Die Beteiligten haben bereits Informationsmaterial veröffentlicht, das Lehrkräften, Eltern sowie Schülerinnen und Schülern an Grundschulen das Angebot der Hauptschulen näherbringt. „Die Hauptschulen im Kreis Steinfurt sind richtige Alleskönner. Egal, ob die Jugendlichen nach ihrem Abschluss eine Ausbildung beginnen oder zu einer höheren Schulform wechseln – sie haben die nötigen Grundlagen. Viele ehemalige Schülerinnen und Schüler berichten stolz von ihrem erfolgreichen Werdegang“, erläutert Rita Kolvenbach vom RBN. Schulamtsdirektor Michael Ballmann betont in diesem Zusammenhang: „Die Hauptschulen sind Startpunkt und Türöffner für die zukünftige berufliche und schulische Ausbildung.“
 
Nähere Informationen zu den möglichen Abschlüssen an der Hauptschule und anschließenden Weiterbildungsmöglichkeiten stehen als Download auf der Homepage des RBN unter www.kreis-steinfurt.de/rbn zur Verfügung.

Die Schule am Bagno

(sf) Auch die Schule am Bagno genießt als Ganztagshauptschule in Burgsteinfurt für Schüler aus Steinfurt, Laer und Horstmar einen ausgezeichneten Ruf.

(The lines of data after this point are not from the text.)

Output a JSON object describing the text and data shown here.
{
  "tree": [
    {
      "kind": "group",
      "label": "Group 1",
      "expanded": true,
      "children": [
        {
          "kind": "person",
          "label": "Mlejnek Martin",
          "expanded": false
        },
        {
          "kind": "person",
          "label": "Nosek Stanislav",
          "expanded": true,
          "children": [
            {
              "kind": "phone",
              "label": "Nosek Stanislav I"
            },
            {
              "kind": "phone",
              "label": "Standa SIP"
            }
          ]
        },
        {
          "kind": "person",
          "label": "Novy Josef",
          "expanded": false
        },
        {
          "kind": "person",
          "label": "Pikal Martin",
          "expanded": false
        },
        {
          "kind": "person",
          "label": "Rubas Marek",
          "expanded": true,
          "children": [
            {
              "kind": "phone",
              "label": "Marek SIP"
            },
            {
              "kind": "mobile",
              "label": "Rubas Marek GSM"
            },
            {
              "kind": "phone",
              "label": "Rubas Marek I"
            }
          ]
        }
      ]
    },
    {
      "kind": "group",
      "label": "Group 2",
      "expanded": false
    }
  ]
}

Derzeit findet natürlich auch dort kein Präsenzunterricht statt. Seit dem 12. Januar wird Distanzunterricht daheim praktiziert über den Schulserver. Der Unterricht findet grundsätzlich nach Stundenplan in einer Kernzeit von 8 Uhr bis 13.20 Uhr statt und ist in dieser Zeit verpflichtend. Von 13.20 Uhr bis 15 Uhr können nach Rücksprache mit den Lehrern Beratungen und Gespräche vereinbart werden. Jeden Montag und Freitag gibt es eine Klassenratsstunde über eine Videokonferenz. Für die Jahrgänge 5 und 6 ist eine Notbetreuung zur regulären Unterrichtszeit eingerichtet, die aber keinen Unterricht ersetzt und von der Schulsozialarbeit übernommen wird.

„Die Klassengröße in der Schule am Bagno variiert zwischen 18 und 25 Schülern. Allerdings betreuen immer zwei Klassenlehrer eine Klasse, die zu bestimmten Stunden auch zu zweit in der Klasse sind. Zusätzlich gibt es Förderbänder, wo die Klassen in kleineren Lerngruppen individueller betreut werden“, erklärt John Wittje, stellvertretender Schulleiter.

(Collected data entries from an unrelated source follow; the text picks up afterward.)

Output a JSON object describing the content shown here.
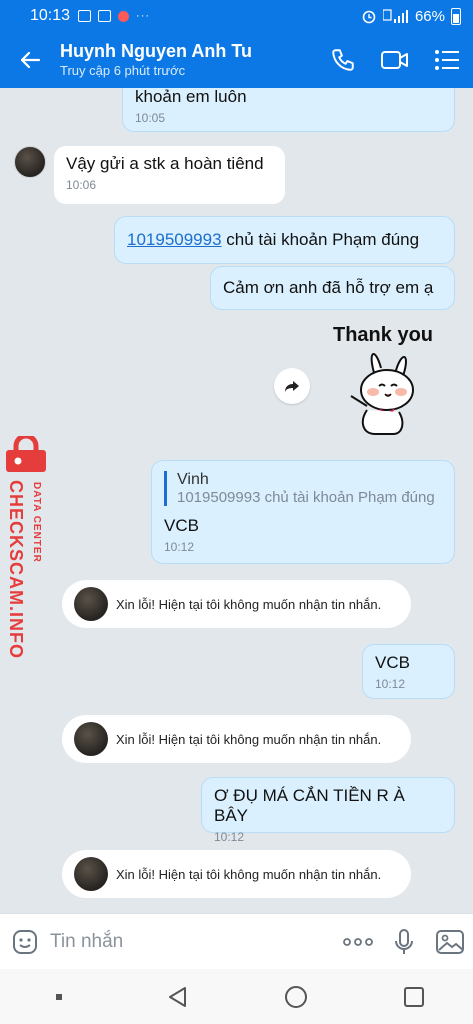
{
  "status_bar": {
    "time": "10:13",
    "battery": "66%",
    "more": "···"
  },
  "header": {
    "contact_name": "Huynh Nguyen Anh Tu",
    "last_seen": "Truy cập 6 phút trước"
  },
  "messages": {
    "m1": {
      "text": "khoản em luôn",
      "time": "10:05"
    },
    "m2": {
      "text": "Vậy gửi a stk a hoàn tiênd",
      "time": "10:06"
    },
    "m3": {
      "account": "1019509993",
      "text": " chủ tài khoản Phạm đúng"
    },
    "m4": {
      "text": "Cảm ơn anh đã hỗ trợ em ạ"
    },
    "sticker": {
      "text": "Thank you"
    },
    "m5": {
      "quote_name": "Vinh",
      "quote_text": "1019509993 chủ tài khoản Phạm đúng",
      "text": "VCB",
      "time": "10:12"
    },
    "sys1": {
      "text": "Xin lỗi! Hiện tại tôi không muốn nhận tin nhắn."
    },
    "m6": {
      "text": "VCB",
      "time": "10:12"
    },
    "sys2": {
      "text": "Xin lỗi! Hiện tại tôi không muốn nhận tin nhắn."
    },
    "m7": {
      "text": "Ơ ĐỤ MÁ CẮN TIỀN R À BÂY",
      "time": "10:12"
    },
    "sys3": {
      "text": "Xin lỗi! Hiện tại tôi không muốn nhận tin nhắn."
    }
  },
  "watermark": {
    "main": "CHECKSCAM.INFO",
    "sub": "DATA CENTER"
  },
  "input": {
    "placeholder": "Tin nhắn"
  },
  "icons": {
    "back": "back-arrow-icon",
    "call": "phone-icon",
    "video": "video-call-icon",
    "menu": "list-menu-icon",
    "emoji": "emoji-icon",
    "more": "more-icon",
    "mic": "microphone-icon",
    "image": "image-icon",
    "share": "share-icon"
  },
  "colors": {
    "brand": "#0b78e6",
    "outgoing_bubble": "#daf0fe",
    "chat_bg": "#e2e7ec",
    "watermark": "#e53c3c"
  }
}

Es gibt außerdem ein Sozialtrainingsprogramm für Schüler in der 7. Klasse und beim Methodentraining wird für jeden Schüler individuell eine bestmöglich passende Lernmethode erarbeitet.

Auch im Bereich Inklusion ist die Schule am Bagno sehr gut aufgestellt: Schülerinnen und Schüler, die aufgrund einer Behinderung oder wegen einer Lern- und Entwicklungsstörung besondere Unterstützung benötigen, werden nach ihrem individuellen Bedarf sonderpädagogisch gefördert. Im Ganztag runden AGs – zum Beispiel Reiten, Fitness, Comic, Mofa, Schwimmen, Outdoor, Schülerzeitung, Kochen, Technik, Kiosk oder Fußball das Angebot ab. Außerdem führt die Schule regelmäßig ein Baby-Projekt durch. Die Schüler werden auf Eigenverantwortung vorbereitet und können sich hier als Schulpaten, Streitschlichter und in der Schülervertretung engagieren.

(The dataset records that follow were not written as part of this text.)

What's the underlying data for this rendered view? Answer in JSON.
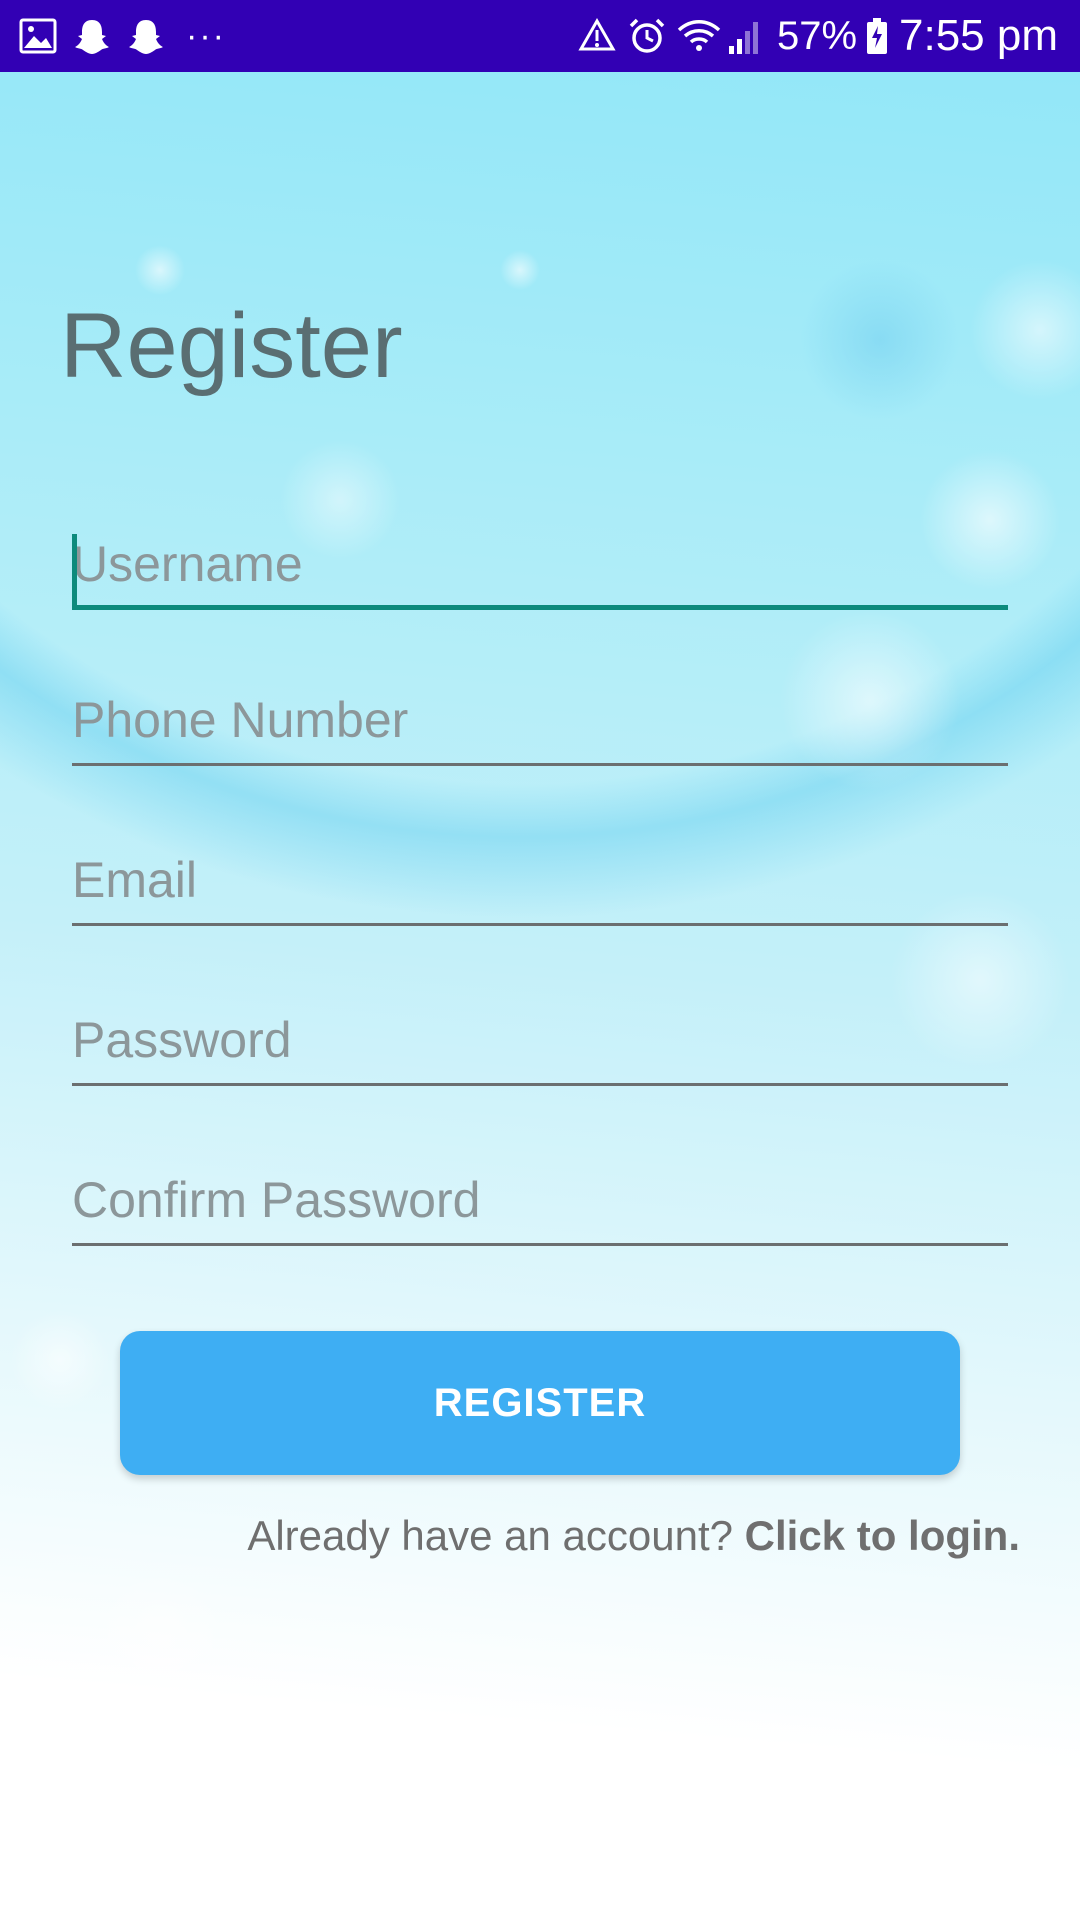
{
  "status_bar": {
    "battery": "57%",
    "time": "7:55 pm",
    "overflow": "···",
    "icons_left": [
      "gallery-icon",
      "snapchat-icon",
      "snapchat-icon"
    ],
    "icons_right": [
      "data-saver-icon",
      "alarm-icon",
      "wifi-icon",
      "signal-icon",
      "battery-icon"
    ]
  },
  "title": "Register",
  "form": {
    "username_placeholder": "Username",
    "phone_placeholder": "Phone Number",
    "email_placeholder": "Email",
    "password_placeholder": "Password",
    "confirm_password_placeholder": "Confirm Password",
    "focused_field": "username"
  },
  "register_button": "REGISTER",
  "login_prompt": {
    "text": "Already have an account? ",
    "link": "Click to login."
  },
  "colors": {
    "status_bar": "#3200b4",
    "button": "#3eaef3",
    "focus_accent": "#0c8a7c",
    "title": "#5a6e72"
  }
}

„All das führt dazu, dass wir zu guten Abschlüssen führen
können, zum Beispiel im letzten Jahr auch als Hauptschule zu 32 Prozent Mittlerer Schulabschlüsse („Realschulabschlüsse“). Damit können wir insgesamt auch zeigen, dass die Hauptschule keine Sackgasse darstellt.“

John Wittje, stellvertretender Schulleiter


Groß geschrieben wird zudem das Thema Berufswahlorientierung. Hier wird viel Wert auf die Umsetzung eines ganzheitlichen Konzeptes gelegt, das den Schülerinnen und Schülern schon früh, individuell und passgenau vielfältige Optionen in Hinblick auf den Übergang Schule-Beruf bietet. Die Nutzung des Berufsorientierungsbüros (BOB), der Projekttag „ehemalige Schüler stellen ihre Berufe vor“, die Durchführung der „Potenzialanalyse“ und der „TalentArena“, Betriebspraktika, Bewerbungstranings sowie die Kooperation mit elf Unternehmen im Projekt Schule-Betrieb – übrigens die meisten im Gebiet IHK-Nord-Westfalen – sind nur einige der vielen Bausteine in diesem Bereich. Im Abschlussjahrgang 2020 war die Herausforderung Corona-bedingt natürlich besonders groß: „Da wir die Schüler bei der Berufswahl individuell betreuen, hatten wir auch einen guten Blick auf ihren zukünftigen Weg, konnten über die Kooperation mit der Agentur für Arbeit (Angebot individueller Beratung in der Schule), die jeweiligen Klassenlehrer und die Berufsberatungslehrer jeder und jedem helfen. Zugute kam uns, dass wir ja, aufbauend ab Klasse 7 und 8, die Fragen der Berufsvorbereitung schon früh in den Blick nehmen, sodass auch schon vor Corona eine Begleitung stattfand“, so John Wittje.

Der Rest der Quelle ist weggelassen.